Basilique Saint-Sernin
Tomás Luis de Victoria
Canticum Navitalis Domini
Chanteurs et musiciens de la Capella de Ministrers et du Chœur de la généralité de Valence, direction Carles Magraner.
Afin de célébrer dignement le 400e anniversaire de la mort du compositeur espagnol Tomas Luis de Victoria, l’ensemble Les Passions, l’Institut Cervantès initiateur de cet hommage, le Festival Éclats de voix, avaient conjugué leurs forces, pour faire résonner sous les voûtes de la Basilique Saint-Sernin ses polyphonies subtiles.
Tomás Luis de Victoria (1528 ?-1611) reste un continent obscur pour nous en France, alors qu’il est le plus célèbre polyphoniste de la Renaissance espagnole. Certes le fait qu’il fut non pas un prêtre catholique mondain, mais un catholique fervent, entièrement tourné vers la musique sacrée, la seule qu’il daigna écrire, et vivant retiré dans son couvent royal des Clarisses déchaussées à Madrid, à part des voyages à Rome, ne contribue pas à le faire connaître au-delà des frontières. Et comme sa musique est sous l’influence très forte de Palestrina, donc sévère, elle est peu en phase avec la rutilance de la musique italienne, directement contemporaine, mais autrement plus énivrante et sensuelle, comme celle de son contemporain Claudio Monteverdi. Et la contre-réforme ne fait pas rêver, même en musique.
Pourtant ce mysticisme espagnol si caractéristique, cette foi rude, torturée et complexe, trouve son aboutissement dans sa musique intense et nettement moins « raide » que celle de son maître Palestrina.
Mais peu à peu, on redécouvre ses 20 messes, ses passions, ses motets, ses cantiques.
Domingo Garcia Canedo, le directeur de l’Institut Cervantès, dans sa présentation, fit un parallèle éclairant entre Miguel Cervantès et Tomás Luis de Victoria, que rapprochent non seulement les dates de parution pour l’un de Don Quichotte de la Mancha en 1605, et pour l’autre à la même date, de ses Canticum Navitalis Domini, mais également l’immense importance qu’ils occupent tout deux dans la culture espagnole. Et l’époque était en plus adéquate, car les 13 œuvres jouées avaient été composées pour le temps de l’Avent et de l’Épiphanie. Et elles étaient faites pour être jouées spatialement par un chœur, des solistes, auquel Carles Magraner a adjoint des instrumentistes (flûtes, cornet, sacqueboutes, bassons) qui étoffent la musique. D’ailleurs on peut citer la très remarquable Núria Sanromá au cornet à bouquin, à la sonorité superbe.

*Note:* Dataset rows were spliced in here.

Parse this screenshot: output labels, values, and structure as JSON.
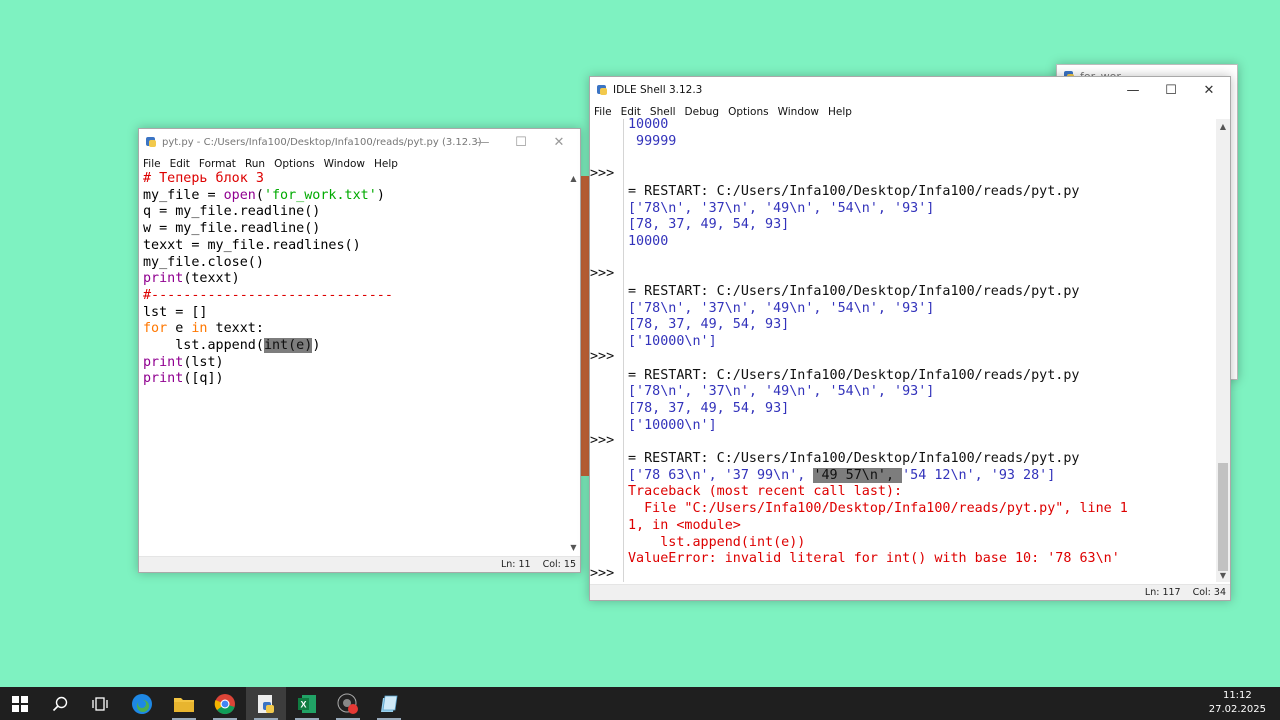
{
  "background_window": {
    "title": "for_wor"
  },
  "editor": {
    "title": "pyt.py - C:/Users/Infa100/Desktop/Infa100/reads/pyt.py (3.12.3)",
    "menu": [
      "File",
      "Edit",
      "Format",
      "Run",
      "Options",
      "Window",
      "Help"
    ],
    "status": {
      "line": "Ln: 11",
      "col": "Col: 15"
    },
    "code": {
      "l1": "# Теперь блок 3",
      "l2_a": "my_file = ",
      "l2_b": "open",
      "l2_c": "(",
      "l2_d": "'for_work.txt'",
      "l2_e": ")",
      "l3": "q = my_file.readline()",
      "l4": "w = my_file.readline()",
      "l5": "texxt = my_file.readlines()",
      "l6": "my_file.close()",
      "l7_a": "print",
      "l7_b": "(texxt)",
      "l8": "#------------------------------",
      "l9": "lst = []",
      "l10_a": "for",
      "l10_b": " e ",
      "l10_c": "in",
      "l10_d": " texxt:",
      "l11_a": "    lst.append(",
      "l11_b": "int(e)",
      "l11_c": ")",
      "l12_a": "print",
      "l12_b": "(lst)",
      "l13_a": "print",
      "l13_b": "([q])"
    }
  },
  "shell": {
    "title": "IDLE Shell 3.12.3",
    "menu": [
      "File",
      "Edit",
      "Shell",
      "Debug",
      "Options",
      "Window",
      "Help"
    ],
    "status": {
      "line": "Ln: 117",
      "col": "Col: 34"
    },
    "prompt": ">>>",
    "lines": {
      "s1": "10000",
      "s2": " 99999",
      "s3": "= RESTART: C:/Users/Infa100/Desktop/Infa100/reads/pyt.py",
      "s4": "['78\\n', '37\\n', '49\\n', '54\\n', '93']",
      "s5": "[78, 37, 49, 54, 93]",
      "s6": "10000",
      "s7": "= RESTART: C:/Users/Infa100/Desktop/Infa100/reads/pyt.py",
      "s8": "['78\\n', '37\\n', '49\\n', '54\\n', '93']",
      "s9": "[78, 37, 49, 54, 93]",
      "s10": "['10000\\n']",
      "s11": "= RESTART: C:/Users/Infa100/Desktop/Infa100/reads/pyt.py",
      "s12": "['78\\n', '37\\n', '49\\n', '54\\n', '93']",
      "s13": "[78, 37, 49, 54, 93]",
      "s14": "['10000\\n']",
      "s15": "= RESTART: C:/Users/Infa100/Desktop/Infa100/reads/pyt.py",
      "s16_a": "['78 63\\n', '37 99\\n', ",
      "s16_b": "'49 57\\n', ",
      "s16_c": "'54 12\\n', '93 28']",
      "s17": "Traceback (most recent call last):",
      "s18": "  File \"C:/Users/Infa100/Desktop/Infa100/reads/pyt.py\", line 1",
      "s19": "1, in <module>",
      "s20": "    lst.append(int(e))",
      "s21": "ValueError: invalid literal for int() with base 10: '78 63\\n'"
    }
  },
  "clock": {
    "time": "11:12",
    "date": "27.02.2025"
  }
}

Les 13 membres du chœur de la Generalitat Valenciana ont une magnifique souplesse et intériorité, et portent haut le long des voûtes les belles volutes de Victoria. De cette musique d’où monte une émotion sereine, on pouvait suivre les méandres subtils. Mais la plupart des pièces ont été confiées à six solistes, où les voix masculines l’emportent sur les sopranos, moins remarquables. Ainsi l’alto David Sagastume, la qualité des ténors, et de la basse, ont apporté de la lumière à cette musique un peu sombre, tout entière dévouée à la Vierge Marie.
Des parties solistes, des moments presque madrigalesques, des moments seulement instrumentaux, allègent la texture musicale.
L’alternance entre chœur et solistes, rarement fusionnés sauf dans les alléluias, restitue l’univers fervent de Victoria. La grandeur de l’édifice de la Basilique, n’aura pas permis une grande scénographie spatiale, mais la réception ainsi de face de cette musique, aura sans doute fait découvrir la grandeur de Tomás Luis de Victoria, vénéré en Espagne, à découvrir en France.
Mais il faut se rappeler que cinq ans après la publication du Canticum Navitalis Domini, Monteverdi faisait retentir, en 1610, les soies magiques de ses Vêpres à la Sainte Vierge, et donc portera ombrage à ses contemporains.
Il faut donc se féliciter de ce concert rare et remarquable, qui en plus d’un bel hommage à Victoria, nous aura fait entendre un ensemble de haut niveau, dans une musique exigeante et rare.